With mixing, said Reynolds, it’s good to have operators who are experienced in adjusting settings and control points, such as time, heat, pressure and RPM to control the power-curve.
“We essentially apply the same methodology, using historical data from previous mixing jobs to ensure the Mooney viscosity measurements come out, okay. And we learn how the power-curve associates to viscosity, according to different compounds.
“With that knowledge, we can then prescribe the right power-curve or the right set-points to get more consistent viscosity. That changes the entire quality-cycle from mixing and extrusion through to tire-building, curing, etc.”
Reynolds went on to explain how extrusion is “really difficult” as it requires controlling heat, pressure and process speed while trying to get very consistent thickness and width to within say a 1% tolerance.
Here, some tire companies are using a machine-learning modelling approach to predict what the dimensions are going to be, based on certain set points and then optimise the process with that model.
New learning
“You have to think of this as a new way of doing control,” said Reynolds. “With this new transition that we’re going through right now, most software applications have shifted away from programming and more towards learning.
“So, for example, with facial recognition on Facebook, all software applications utilise machine-learning in cases where it’s too difficult to program something but you can learn out of historical data. And the same thing is now happening in industrial automation.”
According to the Rockwell managers, certain major tire makers are already having “great success” with AI, “ultimately, producing more tires. They are scaling it up dramatically, helped by having the expertise they have brought on board to set it up.”
Asked about the barriers to wider adoption of AI and machine-learning in the tire industry, Reynolds said the main ones right now are to do with awareness, understanding, and acceptance.
Much of this requires engineering leadership, corporate leadership with understanding of these topics, said Reynolds, adding that the average tire manufacturer doesn’t have many data scientists and machine-learning engineers at their disposal.
But, he continued, some of the largest players “are employing entire data science teams with up to 200 people, as they’re taking this so seriously.

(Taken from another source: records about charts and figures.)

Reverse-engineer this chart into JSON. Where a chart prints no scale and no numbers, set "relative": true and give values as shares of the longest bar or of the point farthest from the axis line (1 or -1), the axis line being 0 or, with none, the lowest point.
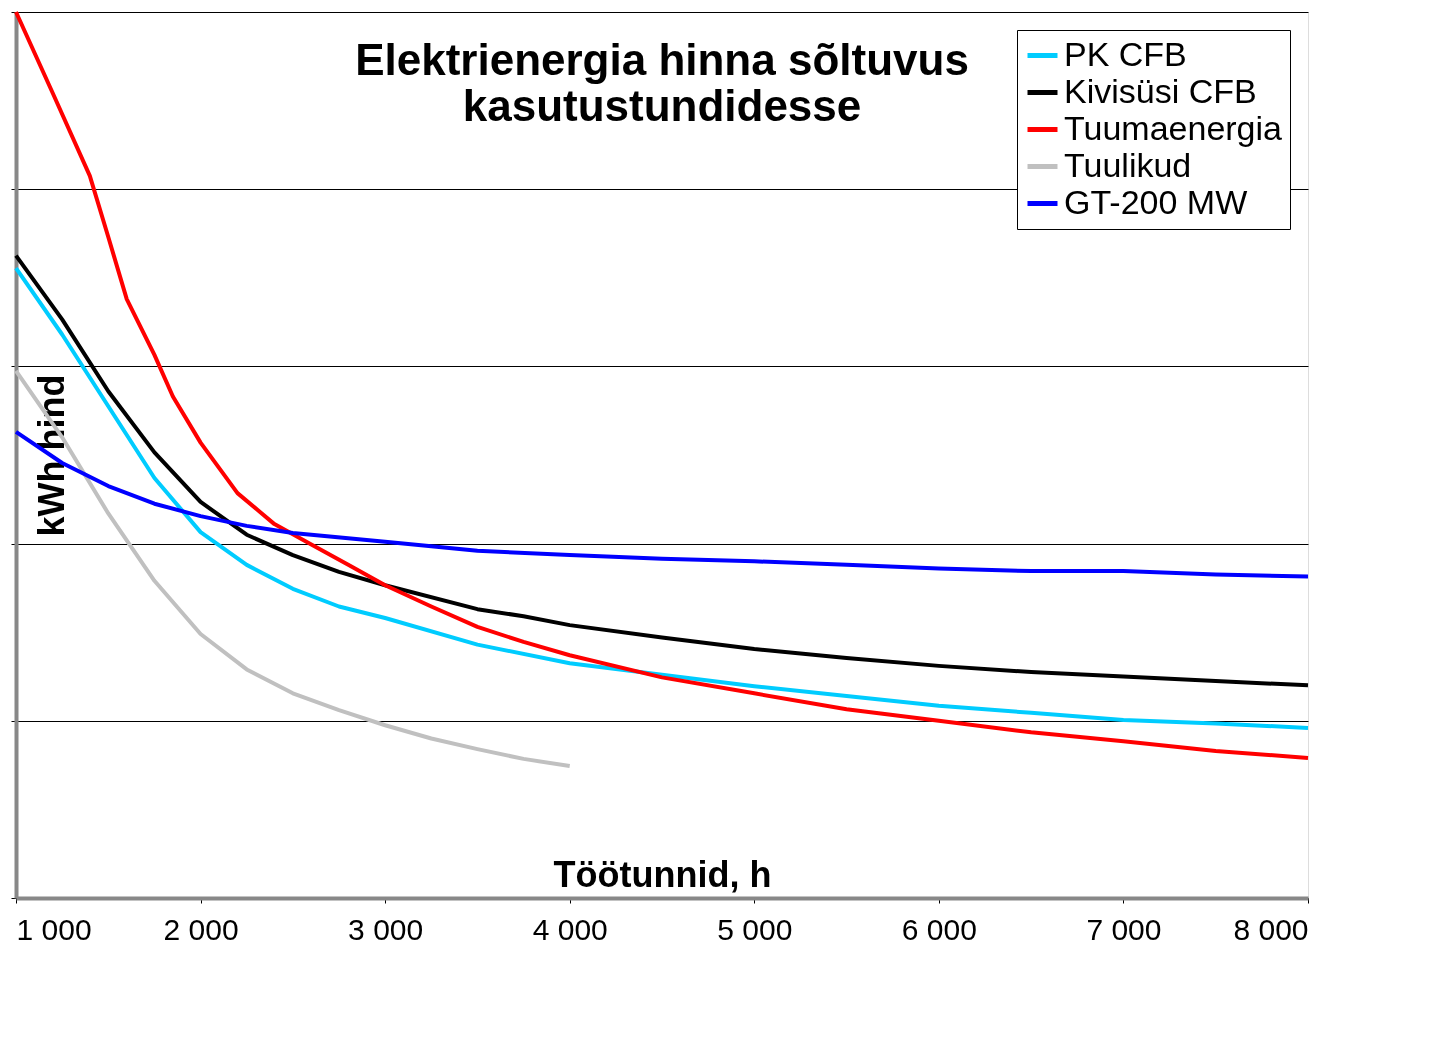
{
  "chart_data": {
    "type": "line",
    "title": [
      "Elektrienergia hinna sõltuvus",
      "kasutustundidesse"
    ],
    "xlabel": "Töötunnid, h",
    "ylabel": "kWh hind",
    "relative": true,
    "grid": "y",
    "legend": "top right",
    "marker": "none",
    "line_style": "solid",
    "xlim": [
      1000,
      8000
    ],
    "xticks": [
      {
        "value": 1000,
        "label": "1 000"
      },
      {
        "value": 2000,
        "label": "2 000"
      },
      {
        "value": 3000,
        "label": "3 000"
      },
      {
        "value": 4000,
        "label": "4 000"
      },
      {
        "value": 5000,
        "label": "5 000"
      },
      {
        "value": 6000,
        "label": "6 000"
      },
      {
        "value": 7000,
        "label": "7 000"
      },
      {
        "value": 8000,
        "label": "8 000"
      }
    ],
    "series": [
      {
        "name": "PK CFB",
        "color": "#00ccff",
        "x": [
          1000,
          1250,
          1500,
          1750,
          2000,
          2250,
          2500,
          2750,
          3000,
          3500,
          4000,
          4500,
          5000,
          5500,
          6000,
          6500,
          7000,
          7500,
          8000
        ],
        "values": [
          0.711,
          0.636,
          0.555,
          0.474,
          0.413,
          0.376,
          0.349,
          0.329,
          0.316,
          0.286,
          0.265,
          0.252,
          0.239,
          0.228,
          0.217,
          0.209,
          0.201,
          0.197,
          0.192
        ]
      },
      {
        "name": "Kivisüsi CFB",
        "color": "#000000",
        "x": [
          1000,
          1250,
          1500,
          1750,
          2000,
          2250,
          2500,
          2750,
          3000,
          3500,
          3750,
          4000,
          4500,
          5000,
          5500,
          6000,
          6500,
          7000,
          7500,
          8000
        ],
        "values": [
          0.725,
          0.653,
          0.572,
          0.503,
          0.447,
          0.41,
          0.387,
          0.368,
          0.353,
          0.326,
          0.318,
          0.308,
          0.294,
          0.281,
          0.271,
          0.262,
          0.255,
          0.25,
          0.245,
          0.24
        ]
      },
      {
        "name": "Tuumaenergia",
        "color": "#ff0000",
        "x": [
          1000,
          1200,
          1400,
          1500,
          1600,
          1750,
          1850,
          2000,
          2200,
          2400,
          2600,
          2800,
          3000,
          3250,
          3500,
          3750,
          4000,
          4500,
          5000,
          5500,
          6000,
          6500,
          7000,
          7500,
          8000
        ],
        "values": [
          1.0,
          0.908,
          0.815,
          0.746,
          0.676,
          0.613,
          0.566,
          0.514,
          0.457,
          0.422,
          0.399,
          0.376,
          0.353,
          0.329,
          0.306,
          0.289,
          0.274,
          0.249,
          0.231,
          0.213,
          0.2,
          0.187,
          0.177,
          0.166,
          0.158
        ]
      },
      {
        "name": "Tuulikud",
        "color": "#c0c0c0",
        "x": [
          1000,
          1250,
          1500,
          1750,
          2000,
          2250,
          2500,
          2750,
          3000,
          3250,
          3500,
          3750,
          4000
        ],
        "values": [
          0.595,
          0.52,
          0.434,
          0.358,
          0.298,
          0.258,
          0.231,
          0.212,
          0.195,
          0.18,
          0.168,
          0.157,
          0.149
        ]
      },
      {
        "name": "GT-200 MW",
        "color": "#0000ff",
        "x": [
          1000,
          1250,
          1500,
          1750,
          2000,
          2250,
          2500,
          3000,
          3500,
          4000,
          4500,
          5000,
          5500,
          6000,
          6500,
          7000,
          7500,
          8000
        ],
        "values": [
          0.526,
          0.491,
          0.465,
          0.445,
          0.431,
          0.42,
          0.412,
          0.402,
          0.392,
          0.387,
          0.383,
          0.38,
          0.376,
          0.372,
          0.369,
          0.369,
          0.365,
          0.363
        ]
      }
    ]
  }
}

Other tire companies are in different stages of maturity on that.” Adoption is realising that AI is an imperative and then acquiring the talent to set it all up said the Rockwell experts.
“This is about a journey and buying into the results that AI promises to achieve: greater levels of automation, more tires on a daily basis. It’s really about having confidence in what this is delivering in many different areas of tire manufacture” Reynolds concluded.